Ho trascorso qui due mesi, che sono valsi quanto un corso in università. Ho imparato tanto e ricevuto stimoli per migliorare. Nell’ambito del mio tirocinio mi sono dedicata alla fase finale di Enterprise Gamification Meter, la prima indagine italiana sull’impiego della gamification per l’employee engagement. Ho supportato il team nell’elaborazione dei dati ottenuti dalla ricerca quantitativa e qualitativa e nella stesura del report. Mi sono occupata anche della diffusione sui social network dell’indagine e dell’evento ad essa dedicato.

In questi mesi ho cercato di informarmi e formarmi sul tema addentrandomi nella sua vastità.
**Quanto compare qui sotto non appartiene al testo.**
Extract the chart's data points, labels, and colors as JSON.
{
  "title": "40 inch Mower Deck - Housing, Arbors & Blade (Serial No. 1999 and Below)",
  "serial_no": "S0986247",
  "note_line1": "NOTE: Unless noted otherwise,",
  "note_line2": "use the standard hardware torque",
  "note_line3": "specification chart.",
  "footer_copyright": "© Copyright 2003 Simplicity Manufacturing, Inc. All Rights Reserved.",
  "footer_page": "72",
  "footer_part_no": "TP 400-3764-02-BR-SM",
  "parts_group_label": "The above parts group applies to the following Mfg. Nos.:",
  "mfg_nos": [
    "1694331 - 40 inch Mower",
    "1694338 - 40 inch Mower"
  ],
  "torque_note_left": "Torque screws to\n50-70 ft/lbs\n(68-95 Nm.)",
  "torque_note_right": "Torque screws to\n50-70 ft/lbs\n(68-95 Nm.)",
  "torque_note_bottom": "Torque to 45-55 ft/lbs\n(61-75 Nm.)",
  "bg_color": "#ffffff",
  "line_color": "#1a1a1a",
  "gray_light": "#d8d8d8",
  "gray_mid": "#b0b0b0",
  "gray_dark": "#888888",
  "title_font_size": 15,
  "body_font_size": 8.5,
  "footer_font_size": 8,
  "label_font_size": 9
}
Ho letto libri e blog. Mi sono imbattuta in alcune esperienze che mi hanno particolarmente affascinata. Tra queste c’è quella messa in atto da Knab, una banca belga, che ha creato un percorso gamificato per i propri dipendenti dell’area del contact center con lo scopo di aumentarne le competenze e le conoscenze. Oltre all’obiettivo formativo, però, Knab ha anche studiato un modo per permettere un incremento di salario legato alla performance di gamification dell’utente.

Il dipendente del contact center deve sviluppare tre caratteristiche: capacità, conoscenza ed energia. I comportamenti vengono valutati sulla base dei KPI, dell’integrazione della Knowledge Base e della soddisfazione dei clienti raggiunti. Sono compresi, inoltre, riconoscimenti e badge per skills aggiuntive. I punteggi accumulati da ciascun utente si integrano in una classifica, in modo tale da poter confrontare il proprio avanzamento con quello degli altri giocatori e salire di categoria, accedendo a missioni e quiz sempre più complessi. Knab ha coniugato l’innovazione formativa e la comunicazione interna dell’azienda con lo strumento della gamification, in un sistema strutturato e perfettamente integrato. Inoltre recentemente l’impianto è stato arricchito nel desk-service dell’azienda Knab.

Casi come questo mi affascinano e mi spingono a volerne sapere sempre di più. Wingage ha messo il turbo alla mia voglia di imparare e di mettermi in gioco (in tutti i sensi!). Ringrazio dell’esperienza, sperando che questo non sia un addio ma un arrivederci.